Tue June 01, 2004 - National Edition
Pete Sigmund


It will point skyward like a spacecraft on its launch pad, like the spire of a cathedral, or, most fittingly, like the Torch of Freedom that the Statue of Liberty raises on her arm in New York Harbor.

The Freedom Tower, with its steel and glass exterior reflecting the sun, will reach 1,776 ft. above the memorial where two reflecting pools of water will remember the 2,982 people who died in the 9/11 and 1993 attacks.

Groundbreaking ceremonies for the tower on July 4 will reflect the resolve of the nation — and the determined expertise of the nation’s foremost architects and engineers — to move upward from Ground Zero, the site of the worst building catastrophe in history. When completed in 2009, it will be the world’s tallest structure (the Petronas Twin Tower in Malaysia currently is the tallest building at 1,483 ft.), built as never before with safety from terrorists as a top priority. Estimated cost is $1.5 billion.

The tower is the centerpiece of an awesome rebuild of the trade center complex, which will cost an estimated $12 billion and generate 10,000 construction jobs every year for 10 years, with an enormous impact on the area’s construction industry.

Inspiring Design

The gleaming metal and glass walls of the Twin Towers rose cleanly and straight for 1,365 ft. The Freedom Tower is, instead, a dynamic structure, which tapers and twists as it rises, clad in shimmering glass — a very clear, bright, icon for democracy.

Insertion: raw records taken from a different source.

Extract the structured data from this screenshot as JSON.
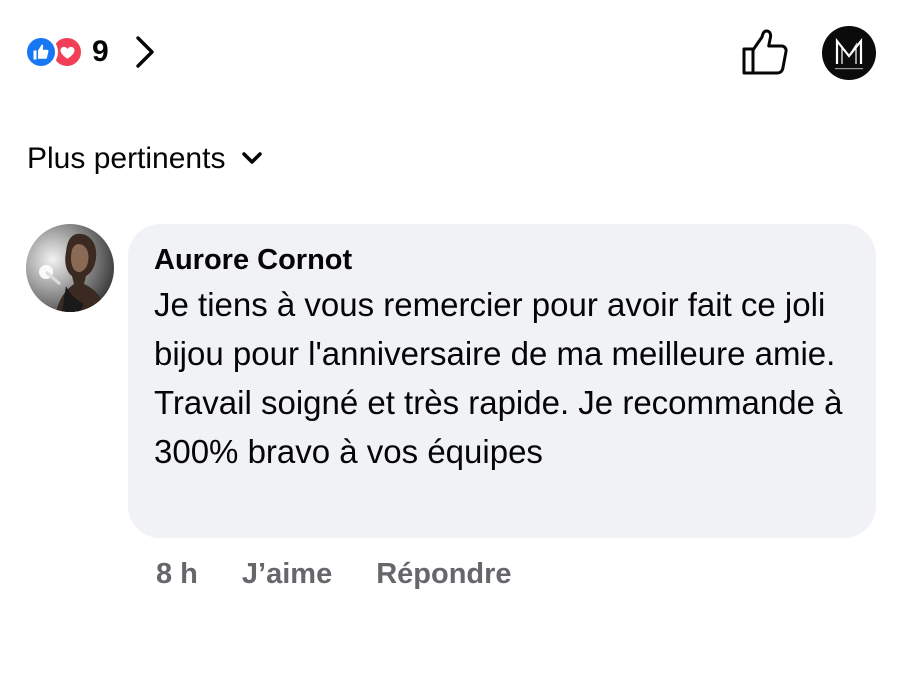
{
  "header": {
    "reaction_count": "9",
    "reaction_icons": [
      "like-icon",
      "love-icon"
    ],
    "like_color": "#1877f2",
    "love_color": "#f33e58",
    "page_avatar_icon": "brand-logo-m"
  },
  "sort": {
    "label": "Plus pertinents",
    "icon": "chevron-down-icon"
  },
  "comment": {
    "author": "Aurore Cornot",
    "text": "Je tiens à vous remercier pour avoir fait ce joli bijou pour l'anniversaire de ma meilleure amie. Travail soigné et très rapide. Je recommande à 300% bravo à vos équipes",
    "time": "8 h",
    "like_label": "J’aime",
    "reply_label": "Répondre",
    "bubble_color": "#f0f2f5",
    "meta_color": "#65676b"
  }
}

At ground level, the towers’ parallelogram-shaped base takes its shape from the meeting of east/west streets and the angle of West Street. The building then rises in a “diagrid” system. Diagonal columns of structural steel members interlock, providing rigidity and allowing 45 ft. of clean-span office space all around a reinforced concrete core.

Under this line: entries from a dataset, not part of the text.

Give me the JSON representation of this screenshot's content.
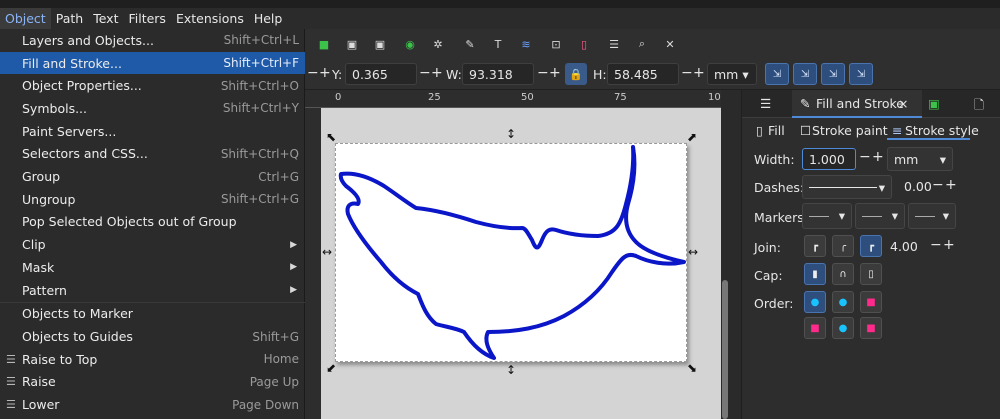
{
  "menubar": {
    "items": [
      "Object",
      "Path",
      "Text",
      "Filters",
      "Extensions",
      "Help"
    ],
    "active": "Object"
  },
  "object_menu": {
    "items": [
      {
        "label": "Layers and Objects...",
        "shortcut": "Shift+Ctrl+L"
      },
      {
        "label": "Fill and Stroke...",
        "shortcut": "Shift+Ctrl+F",
        "highlighted": true
      },
      {
        "label": "Object Properties...",
        "shortcut": "Shift+Ctrl+O"
      },
      {
        "label": "Symbols...",
        "shortcut": "Shift+Ctrl+Y"
      },
      {
        "label": "Paint Servers...",
        "shortcut": ""
      },
      {
        "label": "Selectors and CSS...",
        "shortcut": "Shift+Ctrl+Q"
      },
      {
        "label": "Group",
        "shortcut": "Ctrl+G"
      },
      {
        "label": "Ungroup",
        "shortcut": "Shift+Ctrl+G"
      },
      {
        "label": "Pop Selected Objects out of Group",
        "shortcut": ""
      },
      {
        "label": "Clip",
        "submenu": true
      },
      {
        "label": "Mask",
        "submenu": true
      },
      {
        "label": "Pattern",
        "submenu": true
      },
      {
        "label": "Objects to Marker",
        "shortcut": ""
      },
      {
        "label": "Objects to Guides",
        "shortcut": "Shift+G"
      },
      {
        "label": "Raise to Top",
        "shortcut": "Home",
        "icon": "raise-to-top-icon"
      },
      {
        "label": "Raise",
        "shortcut": "Page Up",
        "icon": "raise-icon"
      },
      {
        "label": "Lower",
        "shortcut": "Page Down",
        "icon": "lower-icon"
      }
    ]
  },
  "tool_controls": {
    "y_label": "Y:",
    "y_value": "0.365",
    "w_label": "W:",
    "w_value": "93.318",
    "h_label": "H:",
    "h_value": "58.485",
    "unit": "mm"
  },
  "ruler": {
    "ticks": [
      "0",
      "25",
      "50",
      "75",
      "10"
    ]
  },
  "panel": {
    "tab_label": "Fill and Stroke",
    "close_symbol": "×",
    "subtabs": {
      "fill": "Fill",
      "stroke_paint": "Stroke paint",
      "stroke_style": "Stroke style"
    },
    "width_label": "Width:",
    "width_value": "1.000",
    "width_unit": "mm",
    "dashes_label": "Dashes:",
    "dashes_value": "0.00",
    "markers_label": "Markers:",
    "join_label": "Join:",
    "join_value": "4.00",
    "cap_label": "Cap:",
    "order_label": "Order:"
  },
  "symbols": {
    "minus": "−",
    "plus": "+",
    "dropdown": "▾",
    "submenu_arrow": "▶"
  },
  "colors": {
    "accent": "#4f8ad8",
    "menu_highlight": "#1e5aa8",
    "shark_stroke": "#0a16c8"
  }
}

As it goes up, the tower torques and tapers to meet and disperse the constant winds off the nearby Hudson River. The southwest and northeast corners rise vertically. The two other corners sweep in.

The first 70 floors will provide 2.6 million ft. of office space. Several floors near the top will include a rooftop restaurant — evocative of the former Windows on the World — and a public observation floor.

’Awesome Light Show’

According to Skidmore, Owings & Merrill LLP (SOM), the design architect, an open-air structure above the occupied section completes the diagrid “with a lacy system of tension cables, similar to the structural system of the Brooklyn Bridge, that allow the load of the perimeter to be re-centered into the core and back down to bedrock.”

This upper area, including the cables, will be lit at night.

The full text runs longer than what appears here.